Die umfangreichen Untersuchungsunterlagen verschwanden versiegelt im Gerichtskeller. Ein ungeheuerlicher Vorgang, der die Korruptionsanfälligkeit der US-Justiz auf drastische Weise belegt. Aus dem Gefängnis entlassen, lud Epstein erst einmal zu einer Party in sein New Yorker Haus ein. Fortan veranstaltete er seine pädophilen Orgien auf der eigenen Privatinsel Little Saint James in der Karibik – für die Mädchen und Frauen ein Gefängnis, in dem sie Epstein wehrlos ausgesetzt waren. Die traumatischen Erlebnisse haben sie stark geprägt.

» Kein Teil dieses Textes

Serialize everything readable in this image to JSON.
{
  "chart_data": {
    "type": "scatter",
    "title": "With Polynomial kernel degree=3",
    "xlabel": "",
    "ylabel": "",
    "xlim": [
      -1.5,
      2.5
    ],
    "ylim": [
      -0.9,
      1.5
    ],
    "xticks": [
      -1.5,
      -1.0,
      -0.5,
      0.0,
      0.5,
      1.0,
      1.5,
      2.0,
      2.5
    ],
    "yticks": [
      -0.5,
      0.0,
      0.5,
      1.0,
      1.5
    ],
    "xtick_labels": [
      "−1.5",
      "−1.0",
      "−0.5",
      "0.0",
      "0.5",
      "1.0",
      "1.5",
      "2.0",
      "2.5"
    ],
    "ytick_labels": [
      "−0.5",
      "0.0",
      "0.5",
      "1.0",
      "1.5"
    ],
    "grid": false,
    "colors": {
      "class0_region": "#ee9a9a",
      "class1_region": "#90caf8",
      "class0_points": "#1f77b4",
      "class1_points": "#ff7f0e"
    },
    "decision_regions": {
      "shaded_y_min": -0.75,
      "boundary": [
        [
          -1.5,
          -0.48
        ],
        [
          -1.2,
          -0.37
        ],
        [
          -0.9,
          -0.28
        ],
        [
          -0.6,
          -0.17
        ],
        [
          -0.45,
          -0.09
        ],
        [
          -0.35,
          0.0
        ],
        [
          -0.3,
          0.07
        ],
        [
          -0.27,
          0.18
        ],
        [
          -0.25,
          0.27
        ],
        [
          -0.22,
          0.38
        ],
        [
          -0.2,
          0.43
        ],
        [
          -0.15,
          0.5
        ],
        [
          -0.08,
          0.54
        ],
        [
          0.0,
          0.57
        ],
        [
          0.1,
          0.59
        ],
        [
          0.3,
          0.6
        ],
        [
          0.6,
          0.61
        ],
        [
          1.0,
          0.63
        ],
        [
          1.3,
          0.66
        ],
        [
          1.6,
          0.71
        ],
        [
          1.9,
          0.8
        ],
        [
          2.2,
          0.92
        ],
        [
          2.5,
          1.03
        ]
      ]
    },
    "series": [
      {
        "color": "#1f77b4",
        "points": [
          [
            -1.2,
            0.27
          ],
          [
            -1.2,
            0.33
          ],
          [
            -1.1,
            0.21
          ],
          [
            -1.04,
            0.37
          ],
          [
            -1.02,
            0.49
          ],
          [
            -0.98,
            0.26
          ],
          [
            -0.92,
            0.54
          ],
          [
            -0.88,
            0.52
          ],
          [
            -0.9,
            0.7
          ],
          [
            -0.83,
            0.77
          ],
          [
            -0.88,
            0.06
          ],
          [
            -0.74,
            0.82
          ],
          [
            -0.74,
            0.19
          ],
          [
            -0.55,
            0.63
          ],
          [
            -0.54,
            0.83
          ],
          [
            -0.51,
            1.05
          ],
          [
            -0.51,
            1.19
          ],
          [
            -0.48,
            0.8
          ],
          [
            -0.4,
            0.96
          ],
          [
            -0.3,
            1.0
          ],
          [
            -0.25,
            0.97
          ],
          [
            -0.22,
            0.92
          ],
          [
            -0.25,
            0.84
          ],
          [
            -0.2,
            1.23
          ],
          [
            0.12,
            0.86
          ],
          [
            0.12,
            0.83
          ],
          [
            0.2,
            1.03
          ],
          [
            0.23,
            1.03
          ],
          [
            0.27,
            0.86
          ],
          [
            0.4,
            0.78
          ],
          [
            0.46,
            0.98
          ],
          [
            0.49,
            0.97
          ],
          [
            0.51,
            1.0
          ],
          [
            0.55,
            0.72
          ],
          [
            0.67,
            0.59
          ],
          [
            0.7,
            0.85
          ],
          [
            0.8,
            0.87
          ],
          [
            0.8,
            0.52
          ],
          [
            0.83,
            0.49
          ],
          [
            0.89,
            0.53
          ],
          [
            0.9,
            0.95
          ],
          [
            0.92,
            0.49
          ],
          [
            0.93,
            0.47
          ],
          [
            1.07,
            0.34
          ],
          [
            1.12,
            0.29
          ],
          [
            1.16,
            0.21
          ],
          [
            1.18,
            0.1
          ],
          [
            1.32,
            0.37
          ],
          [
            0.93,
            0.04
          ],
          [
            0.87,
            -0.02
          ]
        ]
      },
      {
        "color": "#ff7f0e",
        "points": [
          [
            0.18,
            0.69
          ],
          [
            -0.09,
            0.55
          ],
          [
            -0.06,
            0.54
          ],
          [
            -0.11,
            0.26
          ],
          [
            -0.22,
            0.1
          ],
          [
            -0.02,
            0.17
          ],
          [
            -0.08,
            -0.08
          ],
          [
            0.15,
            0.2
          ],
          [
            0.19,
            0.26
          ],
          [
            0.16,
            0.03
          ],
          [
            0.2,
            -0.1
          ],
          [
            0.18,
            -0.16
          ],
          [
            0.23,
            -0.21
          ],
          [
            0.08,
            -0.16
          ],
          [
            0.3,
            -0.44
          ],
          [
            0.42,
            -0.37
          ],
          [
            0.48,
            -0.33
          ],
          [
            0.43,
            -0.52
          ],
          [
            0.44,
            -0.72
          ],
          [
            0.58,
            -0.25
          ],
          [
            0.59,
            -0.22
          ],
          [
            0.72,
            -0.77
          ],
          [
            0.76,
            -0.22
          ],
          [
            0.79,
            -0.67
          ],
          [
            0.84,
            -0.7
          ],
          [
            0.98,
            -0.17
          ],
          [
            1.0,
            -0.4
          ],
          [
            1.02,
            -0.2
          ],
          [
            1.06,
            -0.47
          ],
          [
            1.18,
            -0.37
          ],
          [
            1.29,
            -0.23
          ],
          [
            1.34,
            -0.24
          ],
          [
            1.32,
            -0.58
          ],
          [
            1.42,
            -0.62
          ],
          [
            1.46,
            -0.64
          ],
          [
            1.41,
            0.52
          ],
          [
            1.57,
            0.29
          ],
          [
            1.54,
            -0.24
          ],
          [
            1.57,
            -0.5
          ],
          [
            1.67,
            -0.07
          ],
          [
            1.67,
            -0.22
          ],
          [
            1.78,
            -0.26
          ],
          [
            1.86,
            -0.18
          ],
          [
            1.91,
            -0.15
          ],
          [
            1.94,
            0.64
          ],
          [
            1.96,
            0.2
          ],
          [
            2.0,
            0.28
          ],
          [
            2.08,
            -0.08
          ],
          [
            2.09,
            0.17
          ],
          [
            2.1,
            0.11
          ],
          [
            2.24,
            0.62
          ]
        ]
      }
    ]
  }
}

Mit ihren Aussagen vor Gericht an die Öffentlichkeit zu gehen, ist für sie ein wichtiger Schritt, auch wenn ihnen die Genugtuung einer Verurteilung Epsteins durch dessen Tod verwehrt bleibt. In der letzten Folge feiert die Dokumentation den Mut dieser Frauen. Zu Recht. Denn ohne sie und den Druck, den die #MeToo-Bewegung aufgebaut hat, wäre es wahrscheinlich nie zu dem Prozess gegen Epstein gekommen.